Neuroscientists think that the essential function of the brain is carried out by neural computations that generate action potentials that are sent to other neurons.
Even if we could measure the firing of every neuron in the brain, and the strength of every synapse producing that firing, and download or model that in silicon, we still don’t know if it would actually work like a human brain.
Bottom line: Your thoughts are your own, for the foreseeable future.
Can Imaging Systems Read Our Minds?
Since functional magnetic resonance imaging (fMRI) machines became more common at the end of the 20th century, there have been more claims about the ability of this technology to extract the content of mental processing. Many aspects of the claims and counterclaims parallel those associated with so-called lie detector tests during their heyday in the late 20th century, including the ability to detect lying itself.

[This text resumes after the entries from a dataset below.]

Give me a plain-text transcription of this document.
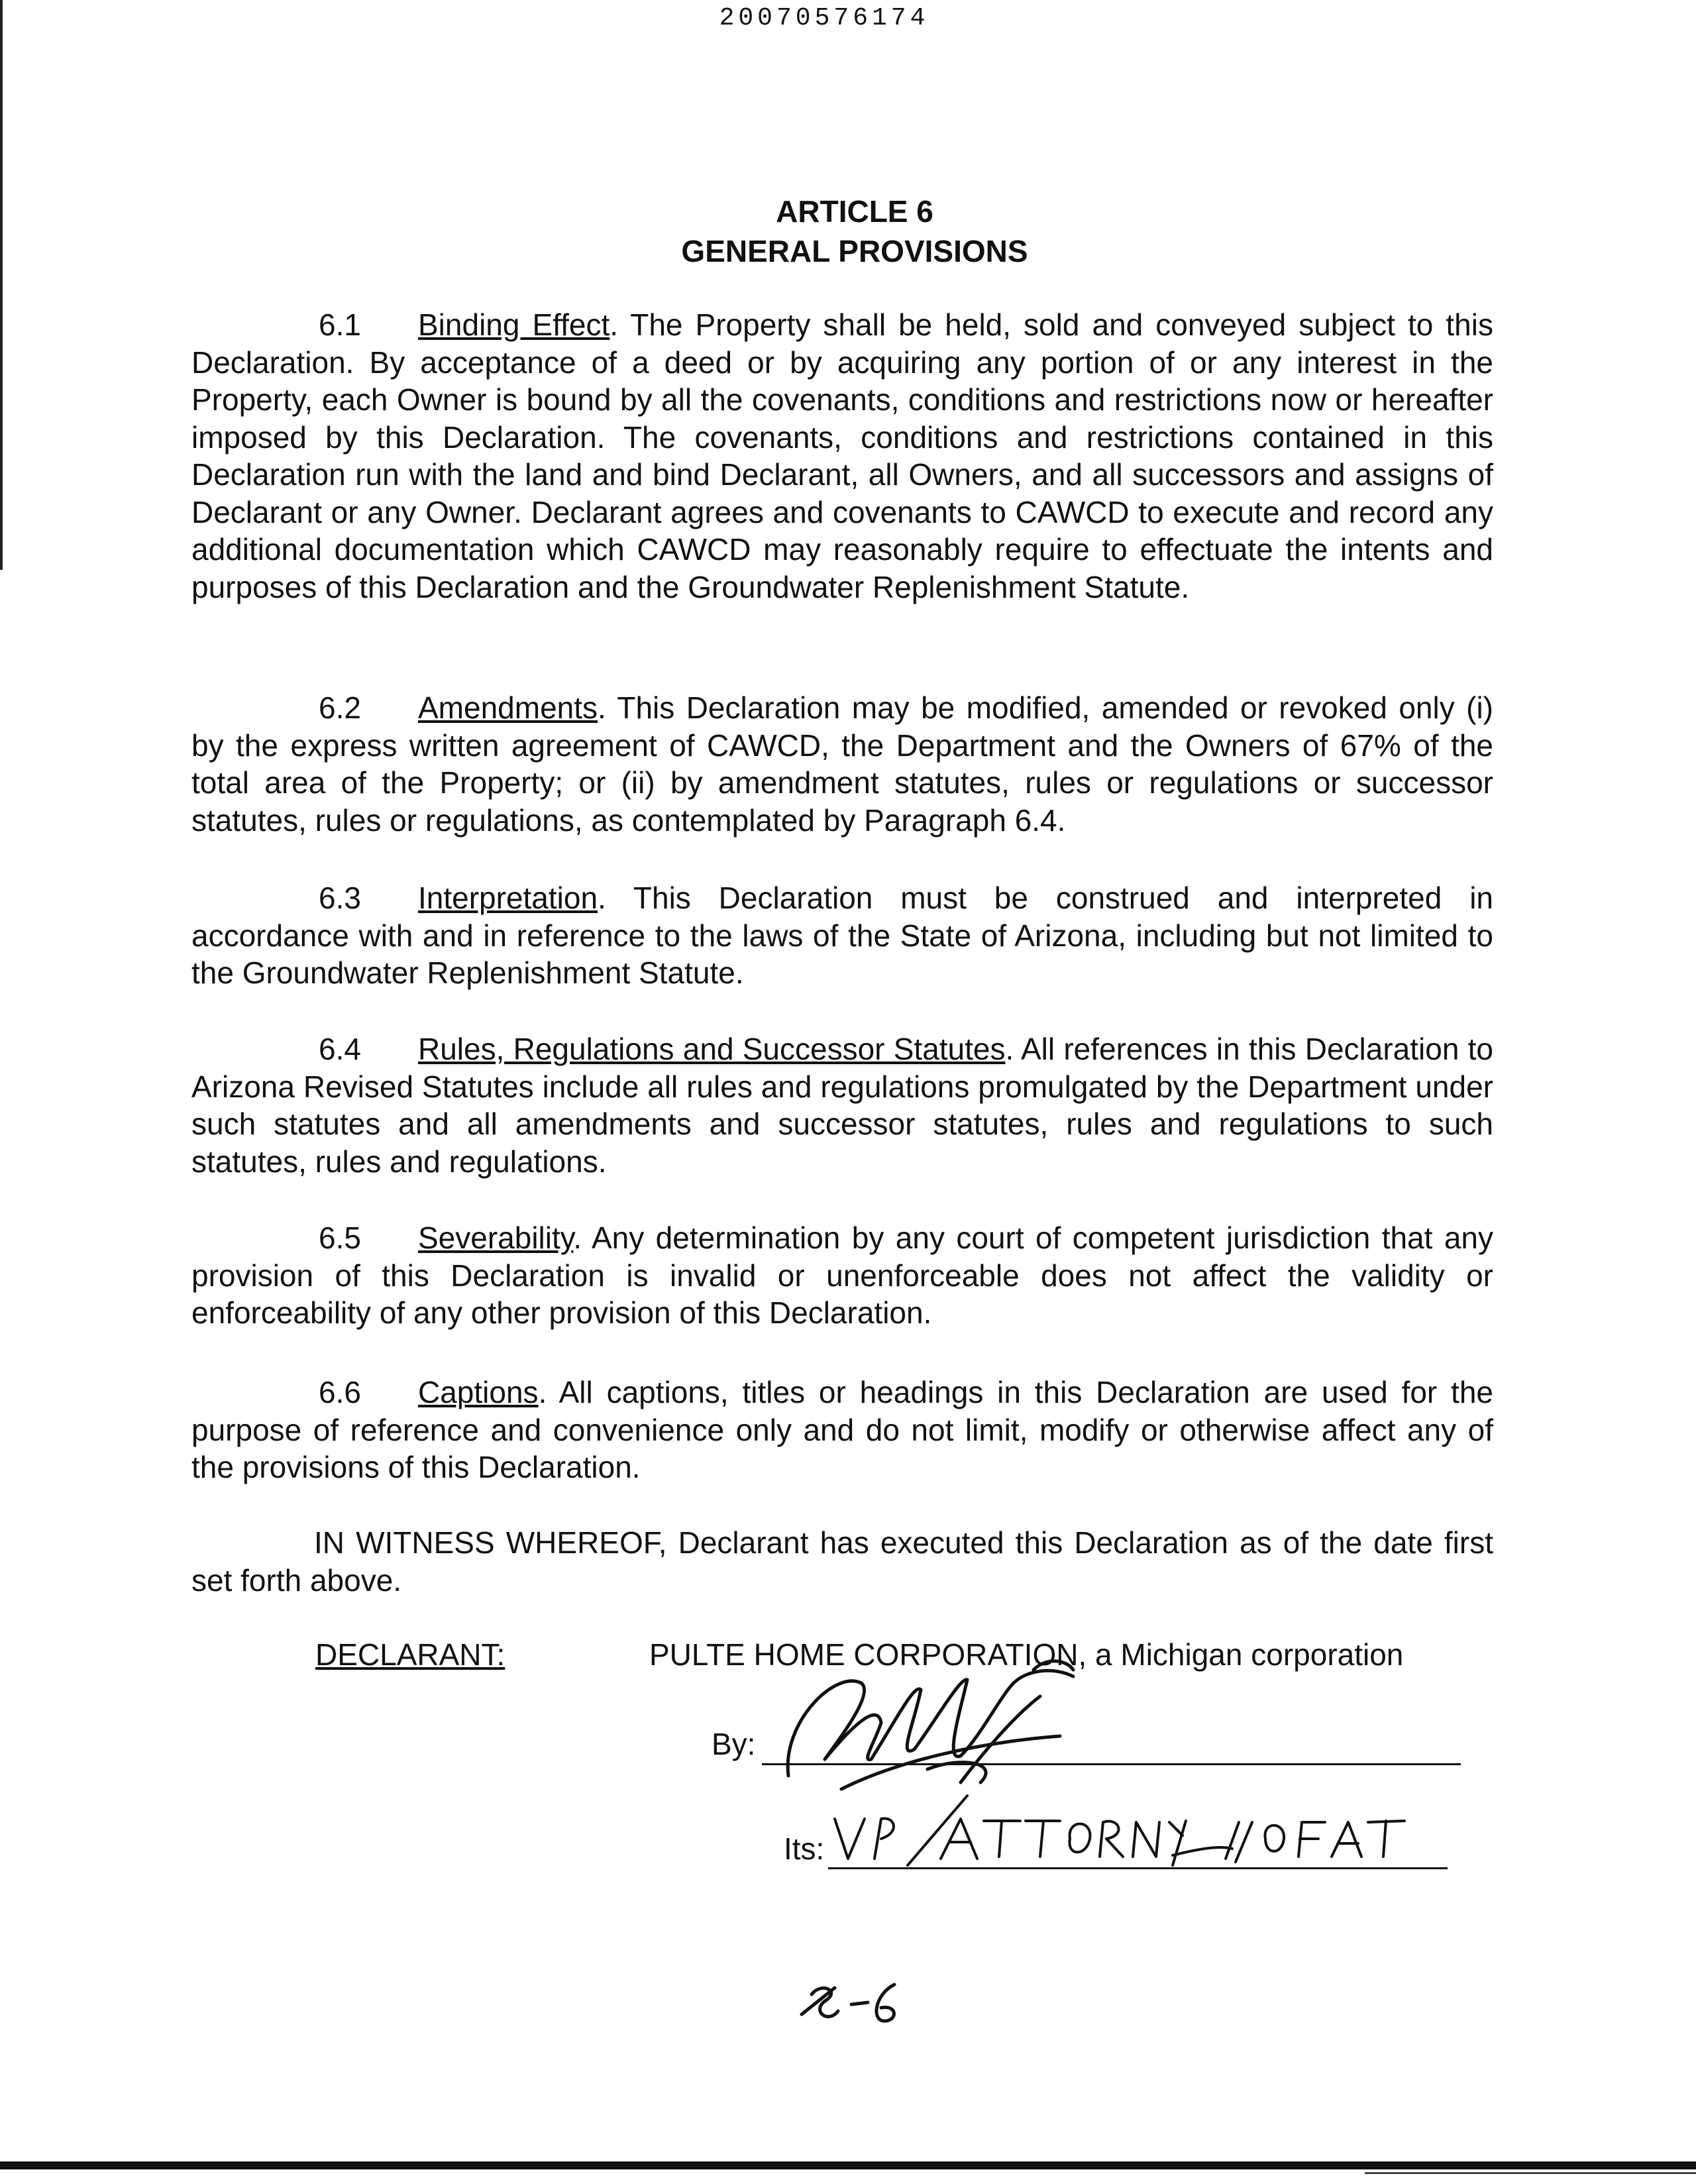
20070576174
ARTICLE 6
GENERAL PROVISIONS
6.1 Binding Effect. The Property shall be held, sold and conveyed subject to this Declaration. By acceptance of a deed or by acquiring any portion of or any interest in the Property, each Owner is bound by all the covenants, conditions and restrictions now or hereafter imposed by this Declaration. The covenants, conditions and restrictions contained in this Declaration run with the land and bind Declarant, all Owners, and all successors and assigns of Declarant or any Owner. Declarant agrees and covenants to CAWCD to execute and record any additional documentation which CAWCD may reasonably require to effectuate the intents and purposes of this Declaration and the Groundwater Replenishment Statute.
6.2 Amendments. This Declaration may be modified, amended or revoked only (i) by the express written agreement of CAWCD, the Department and the Owners of 67% of the total area of the Property; or (ii) by amendment statutes, rules or regulations or successor statutes, rules or regulations, as contemplated by Paragraph 6.4.
6.3 Interpretation. This Declaration must be construed and interpreted in accordance with and in reference to the laws of the State of Arizona, including but not limited to the Groundwater Replenishment Statute.
6.4 Rules, Regulations and Successor Statutes. All references in this Declaration to Arizona Revised Statutes include all rules and regulations promulgated by the Department under such statutes and all amendments and successor statutes, rules and regulations to such statutes, rules and regulations.
6.5 Severability. Any determination by any court of competent jurisdiction that any provision of this Declaration is invalid or unenforceable does not affect the validity or enforceability of any other provision of this Declaration.
6.6 Captions. All captions, titles or headings in this Declaration are used for the purpose of reference and convenience only and do not limit, modify or otherwise affect any of the provisions of this Declaration.
IN WITNESS WHEREOF, Declarant has executed this Declaration as of the date first set forth above.
DECLARANT:	PULTE HOME CORPORATION, a Michigan corporation
By:
Its:
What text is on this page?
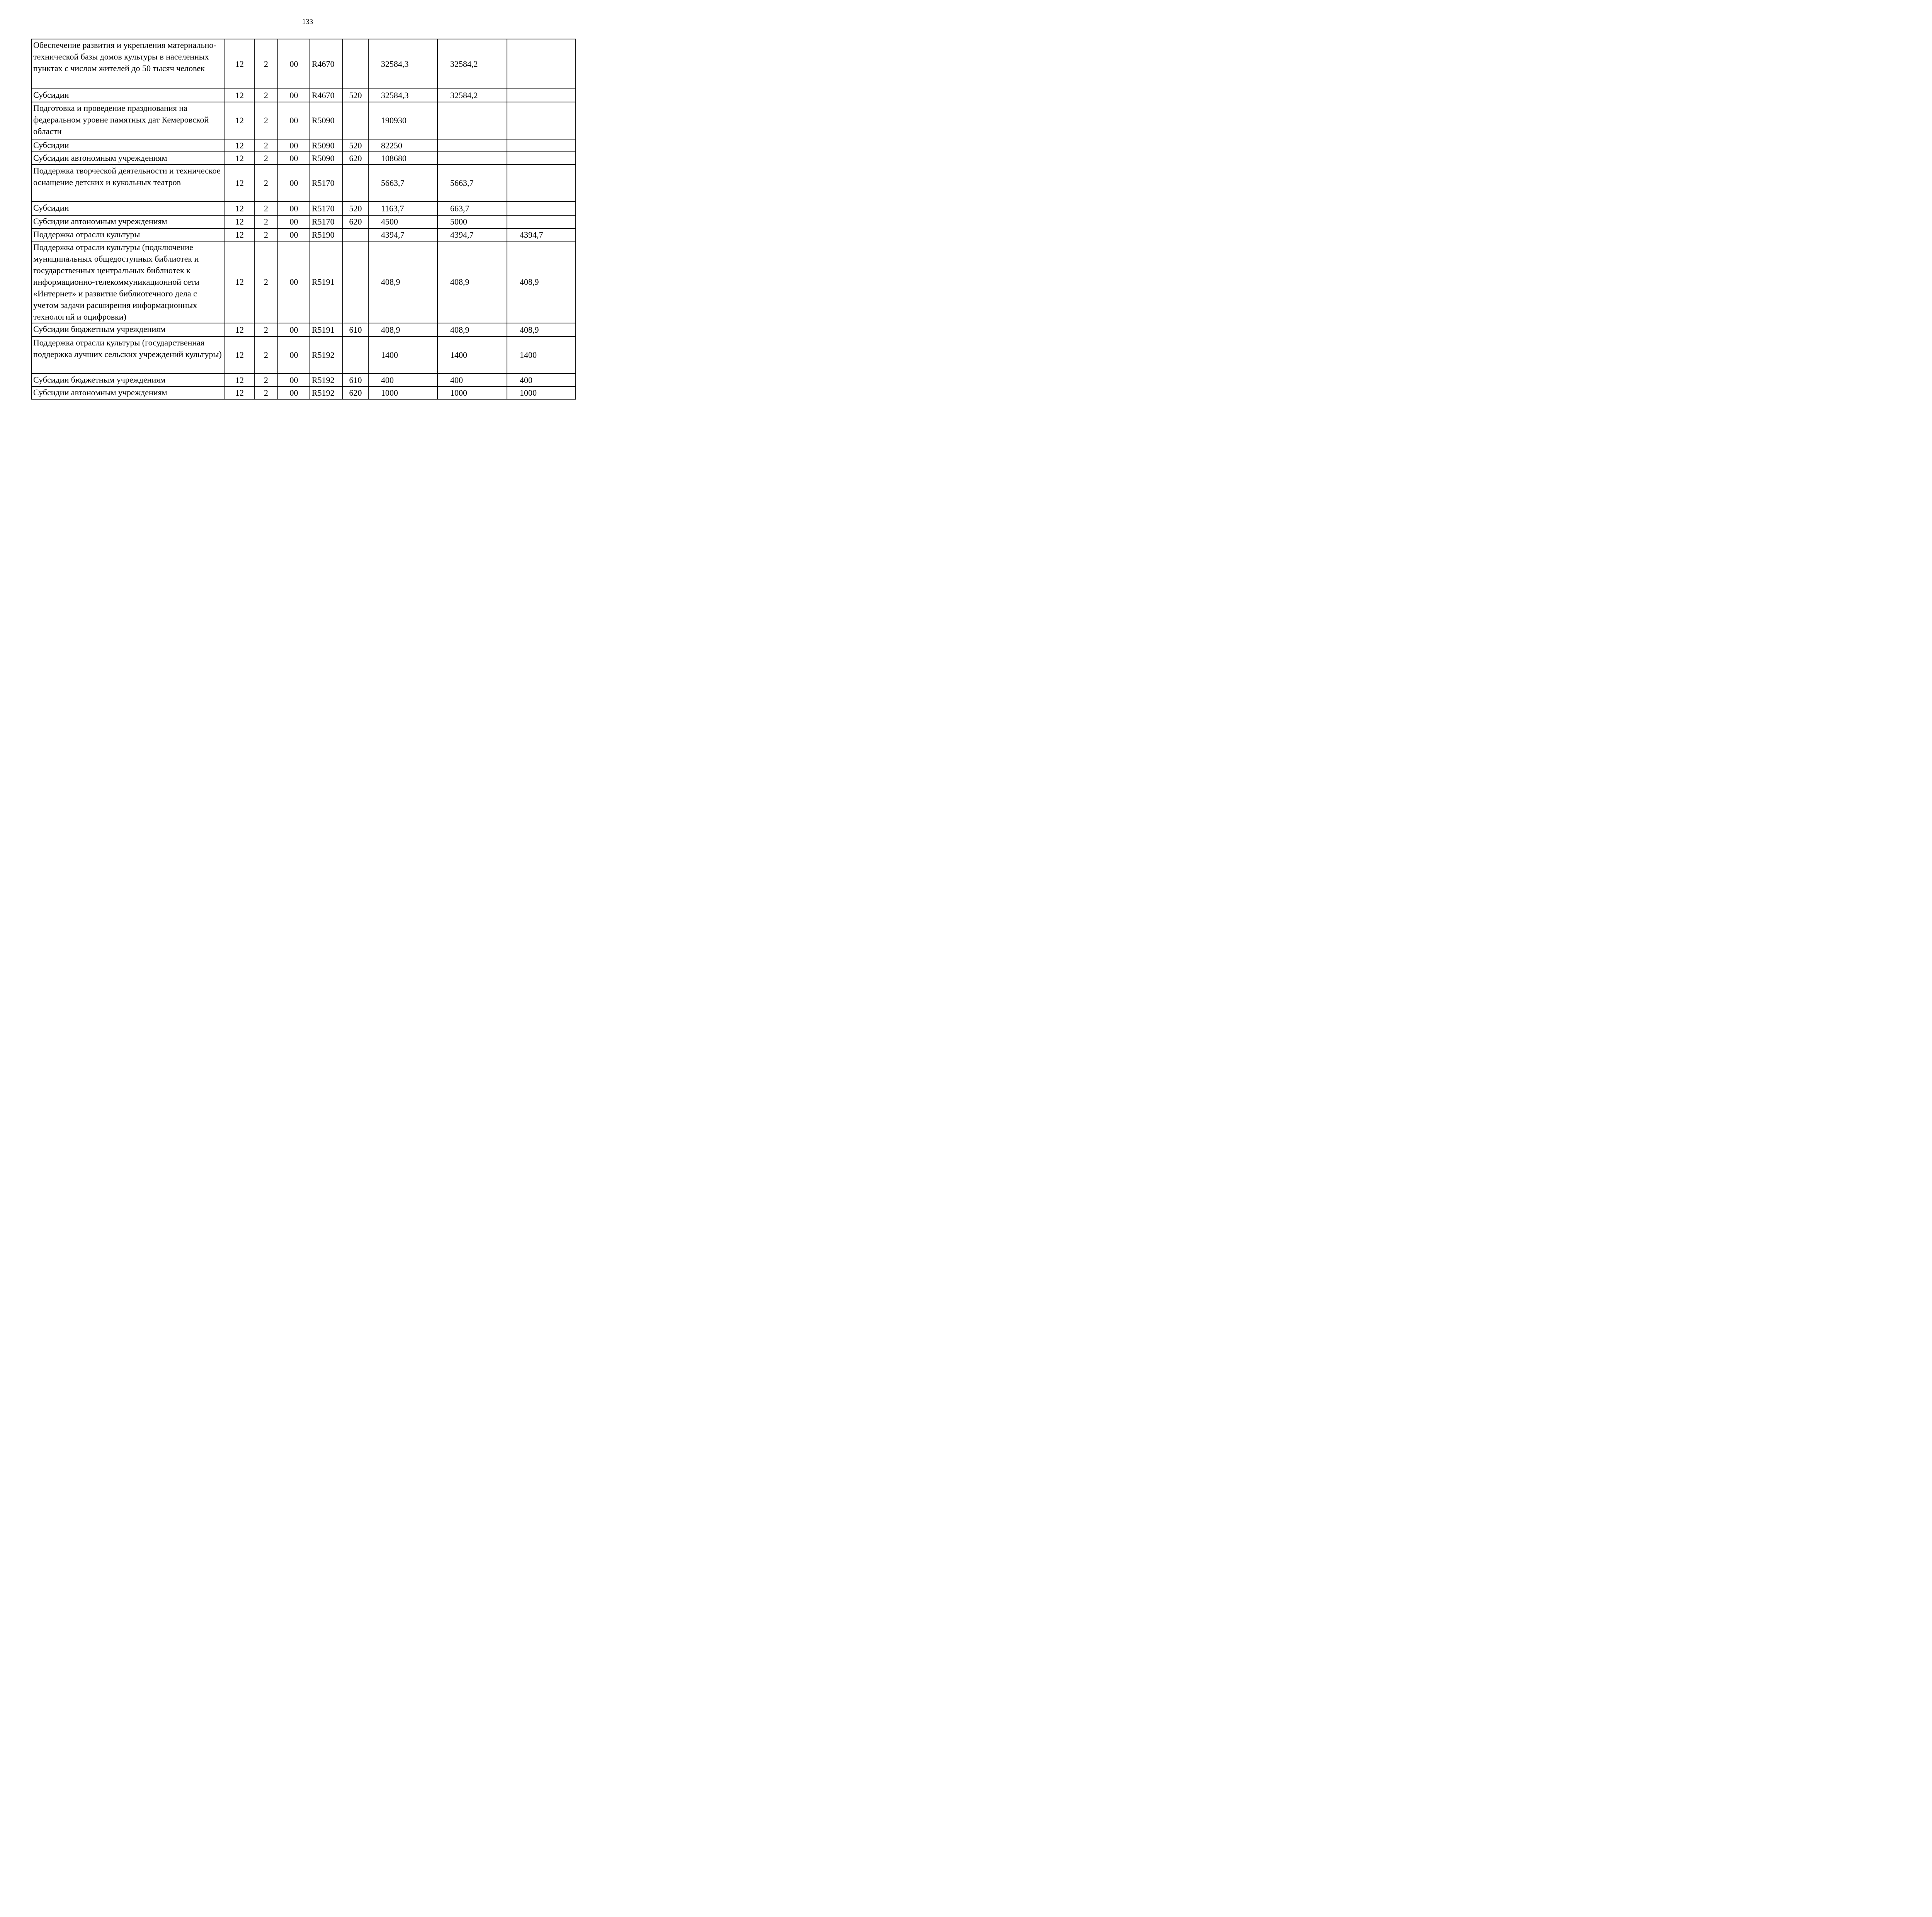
133
Обеспечение развития и укрепления материально-технической базы домов культуры в населенных пунктах с числом жителей до 50 тысяч человек	12	2	00	R4670		32584,3	32584,2	
Субсидии	12	2	00	R4670	520	32584,3	32584,2	
Подготовка и проведение празднования на федеральном уровне памятных дат Кемеровской области	12	2	00	R5090		190930		
Субсидии	12	2	00	R5090	520	82250		
Субсидии автономным учреждениям	12	2	00	R5090	620	108680		
Поддержка творческой деятельности и техническое оснащение детских и кукольных театров	12	2	00	R5170		5663,7	5663,7	
Субсидии	12	2	00	R5170	520	1163,7	663,7	
Субсидии автономным учреждениям	12	2	00	R5170	620	4500	5000	
Поддержка отрасли культуры	12	2	00	R5190		4394,7	4394,7	4394,7
Поддержка отрасли культуры (подключение муниципальных общедоступных библиотек и государственных центральных библиотек к информационно-телекоммуникационной сети «Интернет» и развитие библиотечного дела с учетом задачи расширения информационных технологий и оцифровки)	12	2	00	R5191		408,9	408,9	408,9
Субсидии бюджетным учреждениям	12	2	00	R5191	610	408,9	408,9	408,9
Поддержка отрасли культуры (государственная поддержка лучших сельских учреждений культуры)	12	2	00	R5192		1400	1400	1400
Субсидии бюджетным учреждениям	12	2	00	R5192	610	400	400	400
Субсидии автономным учреждениям	12	2	00	R5192	620	1000	1000	1000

fMRI scanners detect blood oxygenation levels and blood flow changes associated with metabolic changes in brain areas at a resolution of one to several cubic millimeters, depending on the magnet strength. This measurement is a one-dimensional index of the overall level of neural activity in that tissue volume, which is a complex circuit, composed of millions of neurons.
What can be deduced from fMRI scans, practically and theoretically? The gross anatomy of the brain is characterized by localization of function, with distinct motor and sensory areas, and maps within those areas. For example, neuroscientists know exactly where the brain area is that controls the left hand, and, if a person in an fMRI magnet moved his left hand, that movement would easily be detected.
In sensory systems, visual space is laid out in a complex topographic map on the brain. If a person imagines some specific shape directly in front of her, some of the same brain areas will be activated that would have been activated by actually seeing that shape. This brain activity associated with imagery also can be detected in a scanner. Brain areas whose activity is necessary to conjure up images, or to lie, are different from those involved in retrieving content from actual memory, and this also can be detected.
Eventually, though, we run out of resolution. A 1 cubic millimeter volume of brain tissue has trillions of different states. No one-dimensional measure of the overall activity in this volume can distinguish among all these states. Scanners may well be able to distinguish between a finite number of alternatives characterized by significant differences in brain activity over many millimeters (such as images causing arousal), but they can’t with foreseeable non-invasive technology distinguish among complex, subtle differences in similar thought patterns.
Are Cyborgs Possible?
Cyborgs (cybernetic organisms) already exist! Any one of the more than 100,000 people worldwide who has a cochlear implant to restore hearing is essentially a cyborg, a functional combination of organic and machine parts. Your Great-Aunt Gertie suddenly seems much cooler, doesn’t she? The real question is how rapidly additional brain functions will be carried out with brain-computer interfaces (BCIs) and how quickly they’ll be developed.
Here are some interesting ideas about cyborgs:
The beginning of the human cyborg era began with the need to restore lost function, particularly hearing, where the BCI was relatively straightforward.
Research is underway to use a cyborg approach to repair some kinds of blindness via miniature cameras and arrays of stimulators to inject the camera signal into the nervous system.
A long-standing project is aimed at replacing some memory functions in a portion of the medial lobe of the brain called the hippocampus with silicon circuitry.
Just as the nervous system adapts to new and novel inputs, such as those that occur when learning how to ride a bicycle or drive a car, it can likely adapt to direct injection of signals into the nervous system.